2013-09-12 Thread John Gietzen
Background:
Windows, git version 1.8.3.msysgit.0
bare repo, 54k commits after migration from HG
git filter-branch --prune-empty -- --all

I'm trying to clean up our repository after migrating it from HG.  I'm running 
the filter-branch command listed above in an effort to clean up all of garbage 
commits that HG required ("closing branch" commits and their ilk).

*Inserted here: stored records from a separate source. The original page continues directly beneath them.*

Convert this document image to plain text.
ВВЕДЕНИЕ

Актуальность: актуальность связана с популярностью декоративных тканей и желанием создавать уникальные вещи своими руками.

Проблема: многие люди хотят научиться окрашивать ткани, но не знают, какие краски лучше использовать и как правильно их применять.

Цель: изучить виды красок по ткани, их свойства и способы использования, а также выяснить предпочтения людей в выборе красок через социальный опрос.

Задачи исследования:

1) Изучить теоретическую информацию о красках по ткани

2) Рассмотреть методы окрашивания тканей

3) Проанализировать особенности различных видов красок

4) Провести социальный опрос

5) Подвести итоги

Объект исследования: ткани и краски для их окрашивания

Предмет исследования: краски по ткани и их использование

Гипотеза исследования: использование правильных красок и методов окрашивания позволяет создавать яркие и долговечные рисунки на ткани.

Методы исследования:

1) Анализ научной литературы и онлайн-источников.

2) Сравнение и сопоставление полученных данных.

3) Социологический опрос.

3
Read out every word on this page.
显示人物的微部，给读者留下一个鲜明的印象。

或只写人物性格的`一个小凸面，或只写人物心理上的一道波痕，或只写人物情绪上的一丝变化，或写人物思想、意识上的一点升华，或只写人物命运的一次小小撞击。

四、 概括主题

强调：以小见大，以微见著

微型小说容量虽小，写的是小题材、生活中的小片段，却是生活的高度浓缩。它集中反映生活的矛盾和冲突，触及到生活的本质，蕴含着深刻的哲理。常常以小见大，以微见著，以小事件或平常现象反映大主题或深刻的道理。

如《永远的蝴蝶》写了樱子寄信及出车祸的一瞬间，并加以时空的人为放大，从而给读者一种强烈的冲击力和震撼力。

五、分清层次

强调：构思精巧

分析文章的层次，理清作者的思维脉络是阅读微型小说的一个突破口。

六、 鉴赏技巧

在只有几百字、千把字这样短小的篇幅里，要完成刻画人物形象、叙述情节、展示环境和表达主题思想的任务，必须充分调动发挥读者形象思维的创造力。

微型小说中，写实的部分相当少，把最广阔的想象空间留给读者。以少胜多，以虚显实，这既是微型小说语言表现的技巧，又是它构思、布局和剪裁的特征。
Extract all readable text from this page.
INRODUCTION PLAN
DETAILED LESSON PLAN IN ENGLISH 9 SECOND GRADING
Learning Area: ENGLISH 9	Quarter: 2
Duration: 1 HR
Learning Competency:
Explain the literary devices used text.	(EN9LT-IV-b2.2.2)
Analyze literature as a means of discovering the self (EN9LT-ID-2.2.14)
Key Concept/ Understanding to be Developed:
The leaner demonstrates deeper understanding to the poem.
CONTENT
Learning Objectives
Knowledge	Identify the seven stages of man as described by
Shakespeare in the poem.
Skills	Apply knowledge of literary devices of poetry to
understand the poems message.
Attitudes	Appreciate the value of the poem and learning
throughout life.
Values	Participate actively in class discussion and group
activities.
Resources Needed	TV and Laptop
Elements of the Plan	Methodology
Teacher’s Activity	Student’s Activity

>From my past experience, "git filter-branch" is extremely quick when using 
>simple filters, like env-filter, since it doesn't have to touch the working 
>dir.  However, in our case each revision is taking 1-3 seconds; our entire 
>repo will take 30 hours to clean up at this rate.  Normally, this wouldn't be 
>a problem, except that we are getting "sh.exe couldn't start" errors after 
>anywhere between the 5000th and 6000th rewritten commit.  Filter-branch 
>doesn't have support for picking up where it left off, so we are entirely 
>unable to clean up our repo. 

All that being said, I have 3 questions:
  1.  Is there anything I can do to speed up the filter-branch command? 
(Alternatively, is there a way I can profile git-filter-branch.sh on msysgit?)
  2.  Any idea why sh.exe would fail?
  3.  Is there a way I can resume the filter-branch command when/if it fails?  
(Alternatively, is there a way I can do the filter-branch in pieces and 
efficiently rebase... or something?)

I have already had to modify git-filter-branch.sh myself (to support the 
immense number of refs we are rewriting), so I'm comfortable with that.

Any help you can offer would be appreciated.